When I pinned it to see, it looked great.  The slight bigness works!  I think anyway.  Now I can’t decide if I should have it shortened to just below the knee or just above.  I was thinking below, but if I shorten it to above it would make it a more casual, every day coat that I can wear it with jeans, and I’d love to wear it every day.  It’s so soft and comfy.

Urban Fall

No big plans for the day.  Next weekend is my big yearly holiday cleaning and I have to run some errands and pick up some things I’ll need for that, but other than that?  Not much on my plate. I can get back to work tomorrow.  Maybe today I will try to turn my closet into a closet Tim Gunn could love.

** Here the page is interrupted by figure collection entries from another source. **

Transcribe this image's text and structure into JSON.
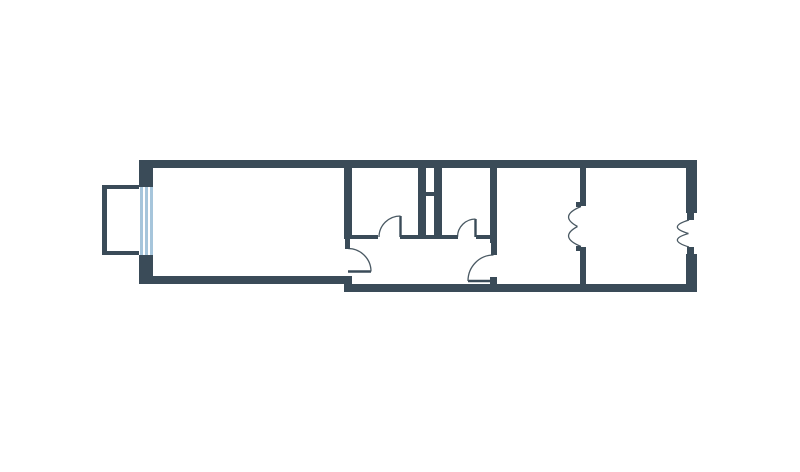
{
  "meta": {
    "description": "Architectural floor plan of a narrow apartment, rendered as dark walls on a white background. No text labels are visible in the image.",
    "canvas": {
      "width": 800,
      "height": 472,
      "background": "#ffffff"
    }
  },
  "palette": {
    "wall": "#3A4B58",
    "door_stroke": "#4A5963",
    "window_frame": "#A6C5DB",
    "window_bg": "#ffffff",
    "floor": "#ffffff"
  },
  "floorplan": {
    "walls": [
      {
        "name": "outer-wall-top",
        "x": 139,
        "y": 160,
        "w": 558,
        "h": 8
      },
      {
        "name": "outer-wall-left-above-window",
        "x": 139,
        "y": 168,
        "w": 14,
        "h": 19
      },
      {
        "name": "outer-wall-left-below-window",
        "x": 139,
        "y": 255,
        "w": 14,
        "h": 21
      },
      {
        "name": "outer-wall-bottom-left",
        "x": 139,
        "y": 276,
        "w": 213,
        "h": 8
      },
      {
        "name": "outer-wall-bottom-right",
        "x": 344,
        "y": 284,
        "w": 353,
        "h": 8
      },
      {
        "name": "outer-wall-right-upper",
        "x": 686,
        "y": 160,
        "w": 11,
        "h": 53
      },
      {
        "name": "entry-door-jamb-top",
        "x": 687,
        "y": 213,
        "w": 7,
        "h": 7
      },
      {
        "name": "entry-door-jamb-bottom",
        "x": 687,
        "y": 247,
        "w": 7,
        "h": 7
      },
      {
        "name": "outer-wall-right-lower",
        "x": 686,
        "y": 254,
        "w": 11,
        "h": 38
      },
      {
        "name": "partition-living-room",
        "x": 344,
        "y": 168,
        "w": 8,
        "h": 71
      },
      {
        "name": "partition-living-room-jamb",
        "x": 345,
        "y": 239,
        "w": 5,
        "h": 10
      },
      {
        "name": "shaft-wall-left",
        "x": 418,
        "y": 168,
        "w": 8,
        "h": 70
      },
      {
        "name": "shaft-wall-right",
        "x": 434,
        "y": 168,
        "w": 8,
        "h": 70
      },
      {
        "name": "shaft-divider",
        "x": 426,
        "y": 192,
        "w": 8,
        "h": 4
      },
      {
        "name": "partition-corridor-upper",
        "x": 490,
        "y": 168,
        "w": 7,
        "h": 75
      },
      {
        "name": "partition-corridor-jamb",
        "x": 491,
        "y": 243,
        "w": 6,
        "h": 12
      },
      {
        "name": "partition-corridor-hinge-nub",
        "x": 490,
        "y": 277,
        "w": 7,
        "h": 7
      },
      {
        "name": "partition-rooms-upper",
        "x": 580,
        "y": 168,
        "w": 6,
        "h": 38
      },
      {
        "name": "double-door-nub-top",
        "x": 576,
        "y": 202,
        "w": 5,
        "h": 5
      },
      {
        "name": "partition-rooms-lower",
        "x": 580,
        "y": 247,
        "w": 6,
        "h": 37
      },
      {
        "name": "double-door-nub-bottom",
        "x": 576,
        "y": 246,
        "w": 5,
        "h": 5
      },
      {
        "name": "corridor-wall-segment-a",
        "x": 352,
        "y": 235,
        "w": 26,
        "h": 4
      },
      {
        "name": "corridor-wall-segment-b",
        "x": 400,
        "y": 235,
        "w": 58,
        "h": 4
      },
      {
        "name": "corridor-wall-segment-c",
        "x": 476,
        "y": 235,
        "w": 14,
        "h": 4
      },
      {
        "name": "balcony-wall-left",
        "x": 102,
        "y": 185,
        "w": 5,
        "h": 70
      },
      {
        "name": "balcony-wall-top",
        "x": 102,
        "y": 185,
        "w": 38,
        "h": 4
      },
      {
        "name": "balcony-wall-bottom",
        "x": 102,
        "y": 251,
        "w": 38,
        "h": 4
      }
    ],
    "window": {
      "name": "balcony-window",
      "x": 139,
      "y": 187,
      "w": 14,
      "h": 68,
      "stripe_offsets": [
        0.5,
        5.5,
        11
      ],
      "stripe_width": 3
    },
    "doors": {
      "leaves": [
        {
          "name": "door-leaf-small-room-left",
          "x1": 400.5,
          "y1": 237,
          "x2": 400.5,
          "y2": 216
        },
        {
          "name": "door-leaf-small-room-right",
          "x1": 475.5,
          "y1": 237,
          "x2": 475.5,
          "y2": 219
        },
        {
          "name": "door-leaf-living-room",
          "x1": 348,
          "y1": 271.5,
          "x2": 371,
          "y2": 271.5
        },
        {
          "name": "door-leaf-center-room",
          "x1": 493.5,
          "y1": 281,
          "x2": 468,
          "y2": 281
        }
      ],
      "arcs": [
        {
          "name": "door-arc-small-room-left",
          "d": "M 400.5,216 A 21.5,21 0 0 0 379,237"
        },
        {
          "name": "door-arc-small-room-right",
          "d": "M 475.5,219 A 18,18 0 0 0 457.5,237"
        },
        {
          "name": "door-arc-living-room",
          "d": "M 371,271.5 A 23,23 0 0 0 348,248.5"
        },
        {
          "name": "door-arc-center-room",
          "d": "M 468,281 A 25.5,26 0 0 1 493.5,255"
        },
        {
          "name": "double-door-arc-rooms-top",
          "d": "M 581,206.5 Q 558,216 577.5,226.5"
        },
        {
          "name": "double-door-arc-rooms-bottom",
          "d": "M 581,246.5 Q 558,237 577.5,226.5"
        },
        {
          "name": "double-door-arc-entry-top",
          "d": "M 689,220 Q 666,227 688.5,233.5"
        },
        {
          "name": "double-door-arc-entry-bottom",
          "d": "M 689,247 Q 666,240 688.5,233.5"
        }
      ]
    },
    "rooms": [
      {
        "name": "balcony",
        "x": 107,
        "y": 189,
        "w": 32,
        "h": 62
      },
      {
        "name": "living-room",
        "x": 153,
        "y": 168,
        "w": 191,
        "h": 108
      },
      {
        "name": "small-room-left",
        "x": 352,
        "y": 168,
        "w": 66,
        "h": 67
      },
      {
        "name": "small-room-right",
        "x": 442,
        "y": 168,
        "w": 48,
        "h": 67
      },
      {
        "name": "corridor",
        "x": 352,
        "y": 239,
        "w": 138,
        "h": 45
      },
      {
        "name": "center-room",
        "x": 497,
        "y": 168,
        "w": 83,
        "h": 116
      },
      {
        "name": "right-room",
        "x": 586,
        "y": 168,
        "w": 100,
        "h": 116
      }
    ]
  }
}
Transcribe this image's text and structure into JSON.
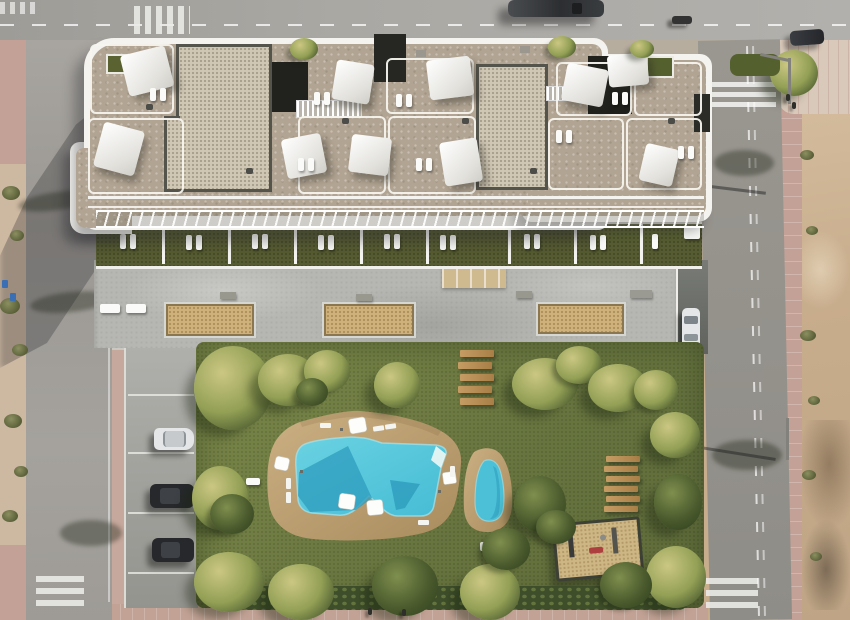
{
  "scene": {
    "setting": "aerial-top-down-render-of-residential-apartment-complex",
    "features": {
      "rooftop_shade_sails": 10,
      "ground_floor_terraces": 9,
      "swimming_pools": 2,
      "parked_cars": 6,
      "van_on_top_road": 1,
      "crosswalks": 4,
      "sand_planters_on_plaza": 3,
      "wooden_garden_steps": 5,
      "wooden_garden_benches": 6,
      "playground": 1
    }
  },
  "colors": {
    "sand": "#c8ad8c",
    "sand_light": "#d6c0a1",
    "sand_dark": "#8f795f",
    "asphalt": "#a3a19c",
    "asphalt_dark": "#8f8d88",
    "sidewalk_pink": "#c4a196",
    "tile_pale": "#d9c9bb",
    "concrete": "#b6b6b2",
    "parking_grey": "#9d9d99",
    "wall_white": "#f4f3ef",
    "roof_tan": "#b2a492",
    "roof_light": "#cfc6b4",
    "roof_dark": "#21211d",
    "grass_terrace": "#565b31",
    "grass_garden": "#6e7c41",
    "hedge_dark": "#3e4e2a",
    "tree_light": "#cbc783",
    "tree_mid": "#93a055",
    "tree_dark": "#41512a",
    "pool_light": "#56c6da",
    "pool_dark": "#2e9cbe",
    "deck_tan": "#bb9e70",
    "wood": "#b08a52",
    "sand_pit": "#cfb27b",
    "car_white": "#e4e6e7",
    "car_dark": "#26282b"
  }
}
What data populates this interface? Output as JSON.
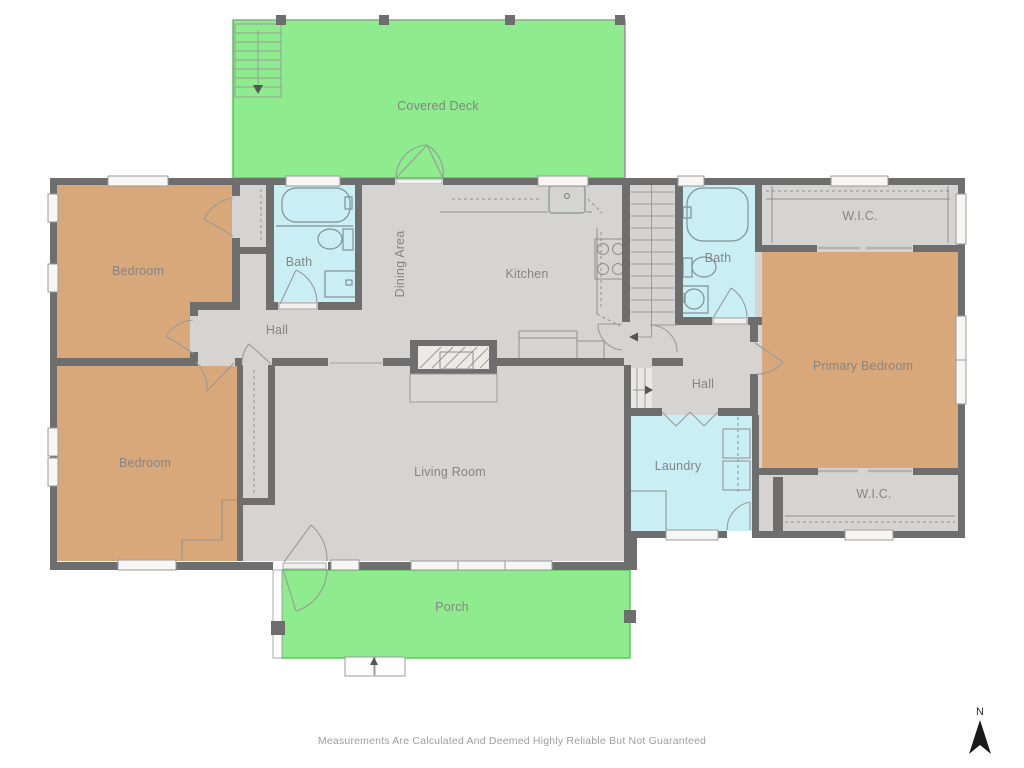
{
  "rooms": {
    "covered_deck": "Covered Deck",
    "bedroom_top_left": "Bedroom",
    "bath_left": "Bath",
    "dining_area": "Dining Area",
    "kitchen": "Kitchen",
    "hall_left": "Hall",
    "bedroom_bottom_left": "Bedroom",
    "living_room": "Living Room",
    "bath_right": "Bath",
    "wic_top": "W.I.C.",
    "primary_bedroom": "Primary Bedroom",
    "hall_right": "Hall",
    "laundry": "Laundry",
    "wic_bottom": "W.I.C.",
    "porch": "Porch"
  },
  "footer": {
    "disclaimer": "Measurements Are Calculated And Deemed Highly Reliable But Not Guaranteed"
  },
  "compass": {
    "north_label": "N"
  },
  "colors": {
    "deck_porch": "#8eec8e",
    "bedroom": "#d8a87b",
    "bathroom": "#c9eef4",
    "floor": "#d5d4d2",
    "wall": "#6e6e6e"
  }
}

I took this yesterday on Perry Street, on my way to the gym.  The leaves are from my beloved, science fiction-y ginkgo trees.  Thank you whoever had the idea to plant the Village with ginkgo trees.

It’s Been a Very Satisfying TV Week

This week’s Bones and Grey’s Anatomy were great!  I also loved and bought the song Trouble is a Friend that played at the end of Grey’s Anatomy.

So, deciding what to do today.  In the meantime, just goofing off.  I took a picture of one of the buildings going up downtown at the WTC site.  This camera is amazing.  Here are two shots, zooming in and not.  Both the building a mile away and the building a block away are sharp.  If I showed you just a detail of the WTC building you’d see.  But here’s zoomed in and below, what it really looks like from my window.  Please notice that it’s still dark and rainy on my freshly cleaned windows.

The camera has a squashed perspective when you zoom in.  Like me!!

How is a rain boot like a writing pen?


I think the Marc Jacobs rain boots are like the Elsa Peretti pen and I’ll bet the sales people hate them.  Here’s why.  When I worked as a Christmas temp at Tiffany’s they put me behind the Elsa Peretti counter, the most popular counter in the store, probably because her jewelry was reasonably affordable.  One of her most affordable items was her pen and the year I worked there she came out with a non-silver version that had a beautiful gun metal finish. I don’t remember what it cost, but it was a steal.  

For the entire Christmas season we sold that pen non-stop. With it, anyone could afford to give someone a present from Tiffany’s and the thing was genuinely beautiful.  The line of people to buy it was never-ending. All day long we wrote up that pen.   Pen after pen after pen, hour after hour. We hated it.

Now, there are something like three Marc Jacobs stores on Bleecker Street. Maybe there’s even ten of them. But there’s one that’s always crowded, and that’s because it carries some reasonable priced items. And of all their reasonably priced items, the most affordable one seems to be their rain boot.  Even better, like the pen, it’s not only affordable it’s something you might actually want.  They’re cute and colorful. Anyone can have something by Marc Jacobs.  So I know that inside that store are sales people who are writing up boot after boot after boot, hour after hour.

And now Marc Jacobs is featuring them in not one, but two windows.  I took the shot above in the window they were working on.  This one, with the Christmas duck (??) is already complete.

Somewhere there’s a group of Marc Jacobs sales people huddled together and crying.